News & Analysis
Putin: We Must End Monopoly in World Finance
The Russian Prime Minister, Vladimir Putin, has called for a complete overhaul of the world's financial system in order to guarantee stability and ensure progress. He was speaking in Astana in Kazakhstan, where the Shanghai Cooperation Organisation is meeting to discuss the global financial crisis. The organisation, which comprises Russia, Kazakhstan, Kyrgyzstan, China, Tajikistan and Uzbekistan, is widely seen as a counter-weight to NATO's influence in Eurasia. It is primarily concerned with security issues. This time, however, the sides are discussing how to develop social and economic cooperation. At the beginning of his speech at the SCO Council of Prime Ministers, Vladimir Putin stressed the role the SCO countries should play in the changing world political and economic landscape. – Russia Today
Dominant Social Theme: Not sure. Depends on how serious Putin is.
Free-Market Analysis: Putin joins Chinese leaders in demanding a change in the international financial scene. But it is not clear what he means by this. The Chinese, perhaps, are slightly clearer, having called for more regulation and a decreased role for the dollar. Putin apparently would like the dollar to play a lesser role, as well. It is quite possible that the French would also like to see a currency alternative to the dollar as the world's main monetary peg.
What would such a world look like exactly? Without the dollar as a reserve currency, it is difficult to believe that another currency could stand in. Were that the case – that the dollar were significantly weakened without a reserve replacement – then there would certainly be more volatility in the currency and less predictability.
It might be hard to plan well in advance for various kinds of global purchases and expansions because one could never be sure of the stability of an individual currency. Values would rise and fall treacherously, necessitating ever more complex hedges.
For this reason, economists often stress the advantages of having a reserve currency such as the dollar. The trouble comes when the country offering this currency is so profligate and engaged in so many wars and has piled up so much national debt that the currency itself weakens. This is what has happened to the dollar, and it is one of the main reasons for the current financial crisis – which has never been a so-called subprime crisis.
Of course free-market thinkers would hasten to point out that in a fiat-money economy, sooner or later the reserve currency diminishes and ceases to function. That is the way of fiat money currencies. Now it is possible that another reserve currency might take the place of the dollar, but this is highly unlikely as the dollar's pre-eminence stems from the Second World War and has as much to do with the military and political might of America as it does from any desire of the world to utilize the dollar as its keystone.

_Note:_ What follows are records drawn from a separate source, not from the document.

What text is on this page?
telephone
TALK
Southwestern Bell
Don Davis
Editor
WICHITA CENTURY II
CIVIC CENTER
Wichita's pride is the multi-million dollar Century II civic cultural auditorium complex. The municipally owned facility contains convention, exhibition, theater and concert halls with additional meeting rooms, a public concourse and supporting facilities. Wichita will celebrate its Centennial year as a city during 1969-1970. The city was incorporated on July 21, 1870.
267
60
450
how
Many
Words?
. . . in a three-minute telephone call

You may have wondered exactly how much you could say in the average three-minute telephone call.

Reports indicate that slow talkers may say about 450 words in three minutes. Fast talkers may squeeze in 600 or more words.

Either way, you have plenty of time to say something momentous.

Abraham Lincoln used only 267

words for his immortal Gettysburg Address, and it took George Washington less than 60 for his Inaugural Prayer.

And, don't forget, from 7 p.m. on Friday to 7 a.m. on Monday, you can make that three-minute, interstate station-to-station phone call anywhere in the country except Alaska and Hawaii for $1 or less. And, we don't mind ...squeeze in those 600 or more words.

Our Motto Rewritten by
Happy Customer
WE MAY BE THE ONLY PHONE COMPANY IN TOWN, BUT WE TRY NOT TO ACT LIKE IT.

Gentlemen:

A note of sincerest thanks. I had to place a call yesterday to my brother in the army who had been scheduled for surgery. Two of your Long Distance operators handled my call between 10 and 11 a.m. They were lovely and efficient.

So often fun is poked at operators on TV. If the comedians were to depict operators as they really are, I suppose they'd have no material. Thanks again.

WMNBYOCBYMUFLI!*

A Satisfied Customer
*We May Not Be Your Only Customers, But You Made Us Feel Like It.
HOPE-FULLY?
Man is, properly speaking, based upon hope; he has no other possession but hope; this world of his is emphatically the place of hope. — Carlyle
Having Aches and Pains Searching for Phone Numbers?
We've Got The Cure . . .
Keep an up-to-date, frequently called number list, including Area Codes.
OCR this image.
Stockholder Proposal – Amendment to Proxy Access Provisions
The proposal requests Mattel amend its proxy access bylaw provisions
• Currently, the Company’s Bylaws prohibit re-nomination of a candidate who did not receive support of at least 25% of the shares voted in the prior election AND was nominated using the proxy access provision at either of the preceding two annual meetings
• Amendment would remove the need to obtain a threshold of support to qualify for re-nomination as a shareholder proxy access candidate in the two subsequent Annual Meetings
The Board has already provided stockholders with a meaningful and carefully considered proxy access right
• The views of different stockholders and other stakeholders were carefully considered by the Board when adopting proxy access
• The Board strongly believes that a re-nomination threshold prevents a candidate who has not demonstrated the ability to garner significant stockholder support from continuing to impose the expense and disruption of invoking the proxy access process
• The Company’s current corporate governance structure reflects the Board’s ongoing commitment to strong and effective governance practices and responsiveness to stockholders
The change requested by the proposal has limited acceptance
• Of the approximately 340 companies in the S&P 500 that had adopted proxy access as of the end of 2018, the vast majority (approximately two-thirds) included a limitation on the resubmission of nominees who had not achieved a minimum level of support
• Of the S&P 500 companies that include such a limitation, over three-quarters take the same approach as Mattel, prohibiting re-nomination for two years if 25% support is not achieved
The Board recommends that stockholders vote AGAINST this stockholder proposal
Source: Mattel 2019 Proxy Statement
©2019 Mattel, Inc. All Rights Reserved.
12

Yet at the same time, it's certainly not clear how the current financial crisis will resolve itself. The dollar may remain the reserve currency, but in a weakened state. France may get some of the additional international regulation its leaders seek, but probably more in name than spirit. The International Monetary Fund and other internationalist financial organizations may see increased power, despite their various bumblings. But it does seem obvious that both Russia and China will gain economic clout in a non uni-polar world. China by virtue of her size and industrialization and Russia by virtue of raw materials and the sheer vastness of the country.
Conclusion: In a situation which seems to be fragmenting as much as the main players try to resolve it, there are some evident truths. Gold and silver, in such an environment, must eventually make a strong comeback. That they have not yet is evidence either of genuine confusion amongst the world investment community or a determined, if unworkable, price suppression. (Those who read the Daily Bell know where we come down.) After the election, watch for the dollar to decrease in strength. And if we are correct, metals will firm considerably.